A sentença recorrida, considerou e declarou “nula a escritura de cessão da posição contratual de 15 de Julho de 2014, mediante o qual a A, juntamente com o 1.ºR, cedeu a posição que detinha, na qualidade de promitente compradora do prédio sito na Rua da A..., n.ºs ...-... e Rua da P..., n.º ...-B, em Lisboa, descrito na Conservatória do Registo Predial de Lisboa sob o n.º ... da freguesia de ... ..., inscrito na matriz predial urbana sob o artigo ..., com a licença de utilização n.º .../96 emitida pela Câmara Municipal de Lisboa em 10 de Dezembro de 1996.”
No entanto, a nulidade do acto notarial, por impedimento legal do notário que lavrou a escritura, não implica nem equivale à nulidade automática do negócio jurídico de cessão da posição contratual, fim este visado e peticionado pela ora A., conforme acima referido.
Não existindo fundamentos, nem resultando da causa quaisquer factos que nos permitam declarar a nulidade do contrato de cessão de posição contratual outorgado pelos A. e RR., o pedido formulado na alínea A) e consequentemente o da alínea B), terá de improceder, considerando-se válido o contrato de cessão de posição contratual, mediante o qual a A. juntamente com o 1.ºR, cedeu a posição que detinha, na qualidade de promitente compradora do prédio sito na Rua da A..., n.ºs ...-... e Rua da P..., n.º ...-B, em Lisboa, descrito na Conservatória do Registo Predial de Lisboa sob o n.º ... da freguesia de ... ..., inscrito na matriz predial urbana sob o artigo ..., com a licença de utilização n.º .../96 emitida pela Câmara Municipal de Lisboa em 10 de Dezembro de 1996.
Prejudicados estão as demais questões suscitadas pelos recorrentes, face ao acima considerado.

DECISÃO.
Pelo exposto, acordam os Juízes desta relação em julgar parcialmente procedente a apelação, pelo que, embora declarando nulo o acto notarial lavrado pela Srª Notária J..., em 15 de Julho de 2014, em que foram intervenientes a A. e os  RR., se absolve os mesmos dos pedidos formulados pela A., por tal nulidade não afectar a validade do negócio subjacente de cessão de posição contratual.
Custas pela apelada, por se considerar ter decaído na totalidade do recurso.



Lisboa 18/01/18



Cristina Neves           
Manuel Rodrigues                                  
Ana Paula A.A. Carvalho



[1]Abrantes Geraldes, Recursos no Novo Código de Processo Civil, Almedina, 2013, pp. 84-85.
[2]Abrantes Geraldes, Op.
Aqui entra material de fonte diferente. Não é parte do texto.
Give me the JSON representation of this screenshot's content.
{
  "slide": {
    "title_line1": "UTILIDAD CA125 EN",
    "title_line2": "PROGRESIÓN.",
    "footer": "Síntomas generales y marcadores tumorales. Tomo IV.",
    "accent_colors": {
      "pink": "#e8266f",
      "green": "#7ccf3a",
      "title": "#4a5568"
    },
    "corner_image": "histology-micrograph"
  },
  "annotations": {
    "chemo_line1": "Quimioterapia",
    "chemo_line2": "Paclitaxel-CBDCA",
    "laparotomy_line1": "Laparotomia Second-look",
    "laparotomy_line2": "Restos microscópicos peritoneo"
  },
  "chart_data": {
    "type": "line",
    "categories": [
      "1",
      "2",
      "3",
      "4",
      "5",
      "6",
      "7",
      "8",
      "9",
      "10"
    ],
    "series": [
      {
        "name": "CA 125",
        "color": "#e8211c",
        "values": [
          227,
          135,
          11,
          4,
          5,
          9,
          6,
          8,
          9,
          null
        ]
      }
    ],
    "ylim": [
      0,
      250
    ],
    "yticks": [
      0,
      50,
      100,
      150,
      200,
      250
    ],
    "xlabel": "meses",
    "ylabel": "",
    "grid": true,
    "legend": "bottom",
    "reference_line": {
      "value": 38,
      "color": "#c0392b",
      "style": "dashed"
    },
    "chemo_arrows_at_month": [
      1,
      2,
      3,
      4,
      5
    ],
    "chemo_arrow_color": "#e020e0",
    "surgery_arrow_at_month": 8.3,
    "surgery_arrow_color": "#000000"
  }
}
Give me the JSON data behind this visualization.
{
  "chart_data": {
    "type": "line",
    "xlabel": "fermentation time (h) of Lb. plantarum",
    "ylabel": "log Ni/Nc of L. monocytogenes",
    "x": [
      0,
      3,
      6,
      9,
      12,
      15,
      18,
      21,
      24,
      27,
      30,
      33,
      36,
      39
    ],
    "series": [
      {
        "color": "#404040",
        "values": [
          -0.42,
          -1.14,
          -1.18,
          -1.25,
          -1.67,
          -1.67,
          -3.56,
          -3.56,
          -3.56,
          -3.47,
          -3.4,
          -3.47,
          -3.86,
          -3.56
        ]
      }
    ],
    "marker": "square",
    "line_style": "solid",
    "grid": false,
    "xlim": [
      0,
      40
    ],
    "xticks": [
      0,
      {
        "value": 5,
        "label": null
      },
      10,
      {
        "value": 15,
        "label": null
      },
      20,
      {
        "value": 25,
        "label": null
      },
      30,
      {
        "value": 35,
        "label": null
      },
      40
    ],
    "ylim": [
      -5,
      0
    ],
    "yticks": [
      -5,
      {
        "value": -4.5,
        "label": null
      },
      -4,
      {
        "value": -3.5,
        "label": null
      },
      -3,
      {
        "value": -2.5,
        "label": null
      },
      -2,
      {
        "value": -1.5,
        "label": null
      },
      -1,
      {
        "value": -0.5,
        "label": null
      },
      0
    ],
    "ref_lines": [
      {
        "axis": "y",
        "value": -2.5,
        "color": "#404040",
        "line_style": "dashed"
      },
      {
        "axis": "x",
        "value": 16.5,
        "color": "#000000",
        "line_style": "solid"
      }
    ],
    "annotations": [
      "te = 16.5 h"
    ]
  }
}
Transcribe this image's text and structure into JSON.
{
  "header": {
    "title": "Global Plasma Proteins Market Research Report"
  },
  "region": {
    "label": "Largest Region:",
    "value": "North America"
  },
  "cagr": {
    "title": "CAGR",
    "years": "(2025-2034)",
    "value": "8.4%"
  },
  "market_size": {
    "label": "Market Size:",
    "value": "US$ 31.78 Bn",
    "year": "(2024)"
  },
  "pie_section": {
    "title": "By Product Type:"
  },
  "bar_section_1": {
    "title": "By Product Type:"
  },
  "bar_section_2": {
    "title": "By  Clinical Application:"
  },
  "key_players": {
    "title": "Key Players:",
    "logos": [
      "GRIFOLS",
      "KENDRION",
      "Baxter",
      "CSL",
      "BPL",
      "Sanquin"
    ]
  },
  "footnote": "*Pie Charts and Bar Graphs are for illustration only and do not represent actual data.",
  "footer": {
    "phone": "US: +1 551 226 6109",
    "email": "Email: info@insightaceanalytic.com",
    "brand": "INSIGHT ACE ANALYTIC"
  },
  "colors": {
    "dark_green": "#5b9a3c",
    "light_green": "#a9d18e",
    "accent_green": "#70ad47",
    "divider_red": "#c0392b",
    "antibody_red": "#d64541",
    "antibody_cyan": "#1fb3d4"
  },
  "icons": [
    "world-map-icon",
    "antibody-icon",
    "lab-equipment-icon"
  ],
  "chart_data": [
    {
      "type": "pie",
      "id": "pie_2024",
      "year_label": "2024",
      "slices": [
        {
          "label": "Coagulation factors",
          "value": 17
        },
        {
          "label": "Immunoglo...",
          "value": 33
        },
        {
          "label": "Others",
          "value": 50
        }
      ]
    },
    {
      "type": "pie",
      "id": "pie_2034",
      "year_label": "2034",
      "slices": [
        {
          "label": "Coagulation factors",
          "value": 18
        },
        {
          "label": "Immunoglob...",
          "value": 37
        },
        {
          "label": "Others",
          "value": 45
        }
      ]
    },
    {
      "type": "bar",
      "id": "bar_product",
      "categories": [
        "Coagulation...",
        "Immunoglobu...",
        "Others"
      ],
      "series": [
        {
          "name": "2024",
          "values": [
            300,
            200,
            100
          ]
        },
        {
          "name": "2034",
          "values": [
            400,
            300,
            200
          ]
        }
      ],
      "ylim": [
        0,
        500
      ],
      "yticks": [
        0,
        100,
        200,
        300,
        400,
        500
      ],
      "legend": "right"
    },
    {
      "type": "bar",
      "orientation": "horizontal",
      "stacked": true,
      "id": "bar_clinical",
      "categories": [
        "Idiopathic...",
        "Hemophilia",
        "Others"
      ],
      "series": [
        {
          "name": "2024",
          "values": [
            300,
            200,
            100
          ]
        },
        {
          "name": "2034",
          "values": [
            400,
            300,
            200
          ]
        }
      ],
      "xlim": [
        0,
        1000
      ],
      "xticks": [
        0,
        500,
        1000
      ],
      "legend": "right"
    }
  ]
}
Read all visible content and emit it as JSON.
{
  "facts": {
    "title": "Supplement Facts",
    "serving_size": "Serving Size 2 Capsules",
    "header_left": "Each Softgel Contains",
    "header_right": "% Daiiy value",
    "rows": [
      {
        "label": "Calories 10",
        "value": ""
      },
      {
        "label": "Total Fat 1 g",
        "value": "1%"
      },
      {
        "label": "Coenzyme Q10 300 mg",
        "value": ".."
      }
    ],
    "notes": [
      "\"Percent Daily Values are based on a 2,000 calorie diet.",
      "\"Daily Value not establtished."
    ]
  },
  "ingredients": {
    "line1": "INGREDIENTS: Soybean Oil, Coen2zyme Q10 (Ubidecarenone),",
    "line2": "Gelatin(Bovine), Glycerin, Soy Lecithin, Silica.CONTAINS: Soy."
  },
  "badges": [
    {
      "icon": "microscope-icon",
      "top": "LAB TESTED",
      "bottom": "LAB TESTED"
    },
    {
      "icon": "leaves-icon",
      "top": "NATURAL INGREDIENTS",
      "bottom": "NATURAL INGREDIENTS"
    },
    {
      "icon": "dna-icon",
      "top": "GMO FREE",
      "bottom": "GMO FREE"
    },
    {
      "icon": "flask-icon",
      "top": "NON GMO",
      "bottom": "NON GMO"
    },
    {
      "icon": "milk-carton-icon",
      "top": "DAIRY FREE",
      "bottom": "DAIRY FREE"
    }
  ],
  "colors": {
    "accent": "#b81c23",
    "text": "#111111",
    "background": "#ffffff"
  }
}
Cit., p. 87. Conforme se refere no Acórdão do Supremo Tribunal de Justiça de 7.7.2016, Gonçalves Rocha, 156/12, «Efetivamente, e como é entendimento pacífico e consolidado na doutrina e na Jurisprudência, não é lícito invocar nos recursos questões que não tenham sido objeto de apreciação da decisão recorrida, pois os recursos são meros meios de impugnação das decisões judiciais pelos quais se visa a sua reapreciação e consequente alteração e/ou revogação». No mesmo sentido, cf. Acórdãos do Supremo Tribunal de Justiça de 4.10.2007, Simas Santos, 07P2433, de 9.4.2015, Silva Miguel, 353/13.